Number of robots deployed in Amazon facilities (primarily Kiva systems robots for fulfillment center automation):
– 2013: 1000.
– 2014: 15,000.
– 2015: 30,000.
– 2016: 45,000.

A reasonably thorough examination from Effective Altruism of the different research strategies people are using within AI safety research. Features analysis of:MIRI, FHI, OpenAI,  and the Center for Human-compatible AI, among others.

Fashion e-tailer GILT is using image classification techniques to train AI to identify similar dresses people may like to purchase. Typical recommender systems use hard-wired signals and techniques like collaborative filtering to offer recommended products. Neural networks can instead be trained to infer some of the underlying differences without needing them to be labelled, instead you show it dresses and similar dresses, then it learns to identify subtle features of similarity…
… expect much more here as companies begin to use generative adversarial network techniques to build more imaginative Ais to offer more insightful recommendations. GAN techniques can let you manipulate certain aesthetic qualities via latent variables identified by the AI, as this video from Adobe/UCBerkeley shows. It’s likely that these techniques, combined with evolution strategies such as those used by Sentient via its ‘Sentient Aware Visual Search’ product will dramatically improve the range and diversity of recommendations companies can offer. Though I imagine Amazon will still notice you have bought a hammer and then helpfully spend the next week suggesting other, near-identical hammers for you to buy.

Tech Tales:

[2025: A protest outside the smoked-glass European headquarters of a technology company.]
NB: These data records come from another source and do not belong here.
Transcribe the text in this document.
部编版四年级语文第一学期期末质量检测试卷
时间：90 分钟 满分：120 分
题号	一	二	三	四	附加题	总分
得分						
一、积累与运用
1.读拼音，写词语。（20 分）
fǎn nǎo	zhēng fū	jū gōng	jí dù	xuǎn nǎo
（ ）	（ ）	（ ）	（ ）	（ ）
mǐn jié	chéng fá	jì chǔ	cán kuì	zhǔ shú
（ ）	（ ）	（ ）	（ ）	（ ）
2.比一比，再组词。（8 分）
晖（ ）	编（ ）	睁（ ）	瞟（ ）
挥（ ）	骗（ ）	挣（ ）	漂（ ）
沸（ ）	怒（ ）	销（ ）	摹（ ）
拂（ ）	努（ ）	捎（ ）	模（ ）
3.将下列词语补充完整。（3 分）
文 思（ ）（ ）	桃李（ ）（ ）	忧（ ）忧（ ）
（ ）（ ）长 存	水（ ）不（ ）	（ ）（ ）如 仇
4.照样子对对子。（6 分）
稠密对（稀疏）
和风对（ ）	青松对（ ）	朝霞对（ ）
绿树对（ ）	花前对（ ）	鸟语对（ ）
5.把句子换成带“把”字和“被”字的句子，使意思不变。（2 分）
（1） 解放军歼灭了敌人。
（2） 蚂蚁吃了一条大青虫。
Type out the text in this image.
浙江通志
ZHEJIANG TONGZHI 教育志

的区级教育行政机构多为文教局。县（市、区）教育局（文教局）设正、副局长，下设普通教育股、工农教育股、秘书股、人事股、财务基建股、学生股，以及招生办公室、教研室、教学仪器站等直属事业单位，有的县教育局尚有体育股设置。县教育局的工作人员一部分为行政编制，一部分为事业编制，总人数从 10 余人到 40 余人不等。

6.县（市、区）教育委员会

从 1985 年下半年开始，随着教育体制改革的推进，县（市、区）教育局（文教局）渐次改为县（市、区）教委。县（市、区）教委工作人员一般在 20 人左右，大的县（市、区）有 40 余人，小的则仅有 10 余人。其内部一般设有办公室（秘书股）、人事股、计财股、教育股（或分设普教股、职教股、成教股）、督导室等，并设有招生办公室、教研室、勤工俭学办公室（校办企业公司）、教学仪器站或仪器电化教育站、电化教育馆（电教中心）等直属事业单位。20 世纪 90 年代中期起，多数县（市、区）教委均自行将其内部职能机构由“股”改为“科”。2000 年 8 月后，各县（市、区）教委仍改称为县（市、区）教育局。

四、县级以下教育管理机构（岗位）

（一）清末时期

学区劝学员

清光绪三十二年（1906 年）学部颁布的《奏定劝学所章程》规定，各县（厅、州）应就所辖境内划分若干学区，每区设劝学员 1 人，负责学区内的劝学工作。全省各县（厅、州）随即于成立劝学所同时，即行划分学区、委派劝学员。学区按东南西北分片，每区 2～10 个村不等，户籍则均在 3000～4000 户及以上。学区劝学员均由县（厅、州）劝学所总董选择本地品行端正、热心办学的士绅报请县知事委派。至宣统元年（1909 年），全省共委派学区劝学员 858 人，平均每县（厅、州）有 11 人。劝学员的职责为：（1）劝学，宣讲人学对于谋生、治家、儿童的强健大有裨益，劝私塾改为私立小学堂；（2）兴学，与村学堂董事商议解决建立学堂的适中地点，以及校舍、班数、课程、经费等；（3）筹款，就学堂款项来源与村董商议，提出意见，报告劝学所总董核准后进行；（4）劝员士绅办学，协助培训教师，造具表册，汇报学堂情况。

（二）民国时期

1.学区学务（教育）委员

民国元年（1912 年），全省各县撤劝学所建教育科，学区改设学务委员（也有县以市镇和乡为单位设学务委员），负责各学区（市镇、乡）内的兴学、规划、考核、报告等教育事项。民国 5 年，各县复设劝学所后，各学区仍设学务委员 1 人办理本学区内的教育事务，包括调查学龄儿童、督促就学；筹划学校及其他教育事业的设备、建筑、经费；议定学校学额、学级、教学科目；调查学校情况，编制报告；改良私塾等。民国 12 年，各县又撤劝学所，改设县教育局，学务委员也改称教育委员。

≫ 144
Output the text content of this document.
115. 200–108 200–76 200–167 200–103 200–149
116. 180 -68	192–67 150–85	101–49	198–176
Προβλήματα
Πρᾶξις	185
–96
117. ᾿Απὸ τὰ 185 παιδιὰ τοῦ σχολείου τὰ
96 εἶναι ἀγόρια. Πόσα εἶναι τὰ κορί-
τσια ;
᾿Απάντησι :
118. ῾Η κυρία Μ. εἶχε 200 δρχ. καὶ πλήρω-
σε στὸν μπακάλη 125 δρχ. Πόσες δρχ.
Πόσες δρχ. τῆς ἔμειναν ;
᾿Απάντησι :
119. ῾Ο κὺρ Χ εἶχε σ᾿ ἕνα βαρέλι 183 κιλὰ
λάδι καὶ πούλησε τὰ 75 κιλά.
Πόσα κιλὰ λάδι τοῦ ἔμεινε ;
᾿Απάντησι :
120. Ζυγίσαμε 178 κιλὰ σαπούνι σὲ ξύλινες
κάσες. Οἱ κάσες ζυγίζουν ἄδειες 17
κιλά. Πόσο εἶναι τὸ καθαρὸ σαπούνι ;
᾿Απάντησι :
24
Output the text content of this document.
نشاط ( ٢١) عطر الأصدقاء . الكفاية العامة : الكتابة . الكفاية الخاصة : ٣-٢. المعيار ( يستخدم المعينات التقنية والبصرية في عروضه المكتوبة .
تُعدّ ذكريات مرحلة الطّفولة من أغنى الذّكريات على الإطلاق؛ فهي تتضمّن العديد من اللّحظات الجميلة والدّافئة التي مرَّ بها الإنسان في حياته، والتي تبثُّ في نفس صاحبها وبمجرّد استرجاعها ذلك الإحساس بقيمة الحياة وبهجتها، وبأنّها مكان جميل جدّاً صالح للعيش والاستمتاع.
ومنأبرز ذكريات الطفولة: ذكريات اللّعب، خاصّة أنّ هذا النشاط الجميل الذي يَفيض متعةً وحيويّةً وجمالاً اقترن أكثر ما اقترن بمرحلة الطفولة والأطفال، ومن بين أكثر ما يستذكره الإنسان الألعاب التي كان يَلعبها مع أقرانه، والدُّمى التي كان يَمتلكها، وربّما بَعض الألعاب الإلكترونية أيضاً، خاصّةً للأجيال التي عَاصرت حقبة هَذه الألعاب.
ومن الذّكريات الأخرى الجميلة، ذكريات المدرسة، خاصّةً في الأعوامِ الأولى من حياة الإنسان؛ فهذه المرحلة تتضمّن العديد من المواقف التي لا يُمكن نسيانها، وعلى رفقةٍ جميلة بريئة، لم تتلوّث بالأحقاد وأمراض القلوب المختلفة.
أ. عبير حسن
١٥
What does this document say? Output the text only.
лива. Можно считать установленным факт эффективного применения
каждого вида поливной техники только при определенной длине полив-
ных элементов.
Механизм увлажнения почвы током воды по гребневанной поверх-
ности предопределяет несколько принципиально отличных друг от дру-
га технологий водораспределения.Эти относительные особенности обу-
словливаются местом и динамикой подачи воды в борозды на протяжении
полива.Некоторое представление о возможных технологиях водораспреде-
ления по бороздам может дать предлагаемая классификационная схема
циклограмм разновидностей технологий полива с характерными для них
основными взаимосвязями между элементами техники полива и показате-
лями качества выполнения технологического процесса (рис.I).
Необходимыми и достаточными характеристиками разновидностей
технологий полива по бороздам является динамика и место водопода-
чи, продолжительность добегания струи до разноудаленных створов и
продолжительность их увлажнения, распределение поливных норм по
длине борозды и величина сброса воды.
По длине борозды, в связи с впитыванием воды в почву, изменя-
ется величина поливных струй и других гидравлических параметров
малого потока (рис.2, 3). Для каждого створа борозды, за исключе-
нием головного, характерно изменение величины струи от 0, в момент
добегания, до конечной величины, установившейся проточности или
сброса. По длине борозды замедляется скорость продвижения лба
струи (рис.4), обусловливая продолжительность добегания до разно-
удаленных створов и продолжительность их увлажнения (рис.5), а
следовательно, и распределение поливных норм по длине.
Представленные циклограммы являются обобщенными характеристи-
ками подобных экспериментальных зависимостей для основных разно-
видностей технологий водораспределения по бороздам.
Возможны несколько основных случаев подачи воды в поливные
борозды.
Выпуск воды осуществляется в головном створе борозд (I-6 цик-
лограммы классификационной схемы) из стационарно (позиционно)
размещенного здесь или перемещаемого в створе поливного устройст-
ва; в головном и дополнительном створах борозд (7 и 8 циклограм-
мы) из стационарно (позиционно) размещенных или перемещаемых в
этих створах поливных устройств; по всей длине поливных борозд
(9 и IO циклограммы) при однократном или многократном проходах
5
Police drones fuzz the air above the hundred or so protesters. ‘Stingray’ machines sniff the mobile networks, gathering data on the crowd. People march on the entrance of the tech company’s building with placards bearing slogans for a chaotic world: Our data, our property! Pay your taxes or GET OUT! Gentrifiers!. The police keep their distance, forming a perimeter around the crowd. If the protesters misbehave then this will tighten into what is known as a ‘kettle’, enclosing the crowd. Then each member will be individually searched and questioned, with their responses filmed by police chest-cams and orbiting Evidence Drones.

In the midst of the crowd one figure shrugs off their backpack and places it on the crowd before them, then stoop down to open it. They remove a helmet and place it on their head. Little robots the size of a baby’s hand begin to stream out of the bag, rustling across the asphalt toward the entrance to the tech HQ. The protesters part and let the river of living metal through.

The robots reach the sides of the building and start to climb onto the walls. They flow up the stone columns flanking the two-story high glass doors. The protester wearing the helmet stares at the entrance, raising a hand to steady the helmet as he cocks his head. The drones begin to waltz around another, hissing, as each of them spurts a splotch of red paint onto the side of the building.

Slowly, the machines inscribe an unprintable string of swearwords onto the glass of the doors and stone of the walls. It’s on the 7th swearword that the drones stop, as they all stiffen at once and drop off the side of the building, after the police grab the protester and rips the helmet off his head.

When he has his date in court he is given a multi-year jail sentence, after the police find that the paint expelled by the drones contained a compound that ate into the glass and stone of the building, scarring the words into it.